Use case examples for Cohort Analysis.
Suppose that you want to analyze how users who install your app engage with it over time. Do they install it and never use it? Do they use it for a while, then fall away? Or do they remain engaged over time?
You can create a six-month Cohort Analysis:
Granularity: Monthly, from January 2015 through June 2015.
Inclusion metric: App Installs.
Return metric: Sessions or Launches
Visitors do not count as
engaged in subsequent months unless they are having a session or at least launching the app. Cohort Analysis would then show you patterns in usage where
App Install always occurs on Month 0. You might notice that usage dips in Month 2, regardless of when users installed the app. (For those who installed the app in January 2015, Month 2 is March 2015. For those who installed the app in February 2015, Month 2 is April 2015, and so on.) This analysis allows you send an email or a push message to all users during the second month after they install the app to remind them to use the app.
You work at Adobe.com and offer a free Creative Cloud subscription. The goal is for users to upgrade from the free version to the 30-day trial version or, ultimately, the paid version.
Inclusion metric: Download Link
Return metric: Purchase Paid Creative Cloud
Using this Cohort Analysis, you could see, for example, that anywhere between 8% and 10% of free Creative Cloud users upgrade in the first month after installation, regardless of when they installed. 12-15% upgrade in the second month of use. After that, upgrading significantly drops off: 4-5% in month three, 3-4% in month four, and 1-2% in month five.
Recognizing that you need to not lose potential customers in month three, you set up an email campaign designed to go out in the middle of month three to a sample of users, offering a $50 coupon to users who have not yet upgraded.
Check back with your cohort analysis report a few months later. For cohorts formed after the launch of the campaign, conversion to paid Creative Cloud subscriptions in month three has risen from 4-5% to 13-14%, resulting in hundreds of thousands of dollars per cohort, for every monthly cohort that hits month three from that point forward.
A major hotel chain targets multiple customer groups for promotions and tracks against performance. In order to identify the best groups of user cohorts to target, they want to create very specific cohort groups. Using the augmented Inclusion and Return Criteria within Cohort Tables, they are able to define just the right cohort groupings with multiple metrics and filters to identify underperforming customers groups in order to target them with promotions and deals to increase bookings.
A large insurance company drives a lot of customer engagement through the use of its mobile app. However, as new features are added to their app, it is critical that their customers upgrade to the latest app version. They can analyze and compare all of their app versions side-by-side using Custom Dimension Cohort to see which customers on which app version to target. Additionally, they can track both retention and churn to see if specific app versions are driving customers away from using the app over time.
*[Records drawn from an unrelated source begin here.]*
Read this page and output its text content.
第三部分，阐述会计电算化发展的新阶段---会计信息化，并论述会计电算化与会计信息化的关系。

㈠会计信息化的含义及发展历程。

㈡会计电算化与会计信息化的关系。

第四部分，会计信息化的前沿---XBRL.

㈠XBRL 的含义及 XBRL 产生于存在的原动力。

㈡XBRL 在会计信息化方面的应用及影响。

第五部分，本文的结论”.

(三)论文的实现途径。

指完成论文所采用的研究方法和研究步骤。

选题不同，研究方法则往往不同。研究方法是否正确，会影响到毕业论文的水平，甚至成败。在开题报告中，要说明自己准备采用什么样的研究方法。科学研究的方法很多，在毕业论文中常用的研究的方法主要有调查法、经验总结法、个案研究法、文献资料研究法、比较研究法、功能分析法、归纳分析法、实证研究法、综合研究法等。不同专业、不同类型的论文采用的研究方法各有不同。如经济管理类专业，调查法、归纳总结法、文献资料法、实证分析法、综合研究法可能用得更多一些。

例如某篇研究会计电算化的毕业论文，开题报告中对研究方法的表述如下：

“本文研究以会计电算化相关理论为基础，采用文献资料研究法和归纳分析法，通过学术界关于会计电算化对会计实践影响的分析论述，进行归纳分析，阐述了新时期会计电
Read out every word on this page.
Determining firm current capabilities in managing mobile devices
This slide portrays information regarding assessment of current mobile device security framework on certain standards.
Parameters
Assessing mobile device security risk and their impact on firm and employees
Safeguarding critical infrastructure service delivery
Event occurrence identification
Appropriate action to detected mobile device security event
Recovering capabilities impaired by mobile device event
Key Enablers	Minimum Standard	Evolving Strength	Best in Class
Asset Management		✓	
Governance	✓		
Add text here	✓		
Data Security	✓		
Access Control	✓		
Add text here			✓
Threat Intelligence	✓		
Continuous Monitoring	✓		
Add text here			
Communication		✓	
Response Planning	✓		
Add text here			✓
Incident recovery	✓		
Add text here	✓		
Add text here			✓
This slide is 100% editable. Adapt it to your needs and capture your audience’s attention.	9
Through mobile messaging efforts, they can re-engage with these users to get them to upgrade to the latest version to take advantage of their latest features.
A multinational media company uses targeted campaigns to drive users to their various platforms to drive engagement. Ad spend per platform is based off customer engagement and retention; therefore, successful campaigns are critical to the success of their business. They use our new Custom Dimension Cohort feature in Cohort Tables to compare various campaigns side-by-side to identify which campaigns are most effective at acquiring and retaining users to increase engagement. They can then identify which aspects make a campaign successful and apply it to other campaigns to increase engagement across their various platform.
A large apparel retailer has many specific customer filters that drive large portions of revenue for their business. Each filter has specific products designed and created with the filter in mind. With each product launch, they want to know how the new product has boosted sales to various cohorts over time. Using the new Latency Table setting in Cohort Analysis, they are able to analyze a given customer filter’s pre-launch and post-launch behavior and revenue. Using this information, they can identify which products are driving new revenue and which are not gaining traction with customers.
A major airline derives the majority of their success and revenue from repeat and loyal customers. In many cases, their loyal travelers comprise the majority of their revenue and retaining those customers is critical to their long-term success. Identifying their most loyal and consistent customers can often be difficult. However, using the new Rolling Calculation setting in Cohort Analysis, they were able to analyze loyal customer filters and find out which travelers were repeat purchasers month-over-month. They were then able to target these travelers with rewards and perks for their loyalty. Additionally, by switching the Cohort type from retention to churn, they were also able to identify which customers were not repeat purchasers month-over-month and target those filters with promotions in order to re-engage with them and ensure they remain loyal customers in the future.